LSU has been a parish-wide concern since Huey Pierce Long sang “Every Man is a King” on the radio while governor, senator, or any other office he could hold in his home state.
Robert Penn Warren’s Pulitzer Prize-winning “All the King’s Men” details the rise and fall of a Long-like character, Willie Stark, for which Broderick Crawford earned an Academy Award in 1949’s Best Picture. Two-time Oscar winner Sean Penn portrayed Long in a 2006 remake with Kate Winslet playing Anne Stanton and Jude Law cast as Jack Burden, characters made famous by Warren.
The LSU game Sunday night was the last for a Southeastern Conference team on Labor Day weekend. At kickoff in Caesars Superdome, the SEC was 13-0 against intersectional rivals. And until the last play, LSU appeared poised to send its first game under new coach Brian Kelly into overtime.
LSU people are sure to kick themselves over and over after a 24-23 defeat in which the Tigers made two crucial special-team errors in the fourth quarter.
A return man fumbled an FSU punt in the dying minutes, the Seminoles taking over after the player’s scoop-and-score return was nullified. Mike Norvell, former Central Arkansas assistant and once a possible Arkansas head coach (rather than Chad Morris) after a stay in Memphis, watched the Seminoles drive to the 1, … where they fumbled.

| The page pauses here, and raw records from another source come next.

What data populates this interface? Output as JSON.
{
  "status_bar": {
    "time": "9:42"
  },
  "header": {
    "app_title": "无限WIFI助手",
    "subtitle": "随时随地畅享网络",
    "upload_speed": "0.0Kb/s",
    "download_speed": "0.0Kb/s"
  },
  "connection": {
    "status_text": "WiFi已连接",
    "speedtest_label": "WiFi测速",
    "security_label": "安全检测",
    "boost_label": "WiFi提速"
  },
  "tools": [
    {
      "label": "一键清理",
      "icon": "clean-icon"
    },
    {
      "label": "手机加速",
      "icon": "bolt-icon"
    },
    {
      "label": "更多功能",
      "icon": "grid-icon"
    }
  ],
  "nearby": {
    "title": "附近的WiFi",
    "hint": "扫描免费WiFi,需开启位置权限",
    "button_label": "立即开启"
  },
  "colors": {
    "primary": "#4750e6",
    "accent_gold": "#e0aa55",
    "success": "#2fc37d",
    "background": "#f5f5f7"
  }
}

Starting quarterback Jayden Daniels, a transfer from Arizona State took the Tigers the distance and threw an apparent game-tying touchdown to Jaray Jenkins with one second left. Damian Ramos’ extra point, like a dud firecracker, barely got off the ground.
Kelly, for whom LSU guaranteed $95 million over 10 years if he would leave Notre Dame, became the first Tiger coach to lose his debut since Gerry DiNardo (another Notre Dame man) in 1995.
As one would expect, Kelly said his team must play better, so such costly mistakes simply won’t do against a good opponent.
It is unclear how good Florida State, long removed from its Bobby Bowden and Jimbo Fisher heydays, might be. But in a state where Florida and Miami cast high profiles, and Central Florida is catching up, Norvell’s FSU program should benefit from that nutty ending in New Orleans.
Kelly, 113-40 in 12 years at Notre Dame, worked the transfer portal heavily after taking the LSU job, although the departed cornerback Dwight McGlothern came up with a key first-quarter interception when Cincinnati was driving in what became a 31-24 Arkansas victory Saturday.
Dazzling success does not ensure job tenure at LSU. Ask coaches Les Miles and Ed Orgeron, both fired a few years after winning national championships at the school.
LSU has been rough on football coaches since Charles McClendon replaced Paul Dietzel, who coached Cannon. As he was known, an Arkansas native, Cholly Mac is remembered less for the 1966 Cotton Bowl win over a Razorback team with 22 straight victories than for repeated losses to Alabama and his former college coach (at Kentucky), Paul William Bryant.
Nick Saban won a BCS championship at LSU before answering the siren calls of the Miami Dolphins and Alabama, the latter program then in chaos. The Tigers expect no less from Kelly, whose Notre Dame team lost to Alabama in a national-title game.
Kelly needs only keep top recruits in the state, which Saban did, to win at LSU. Whether it will be enough, or soon enough, for the fans is a subject for another day. But it’s LSU we’re talking about, so it’s not likely to be a dull experience.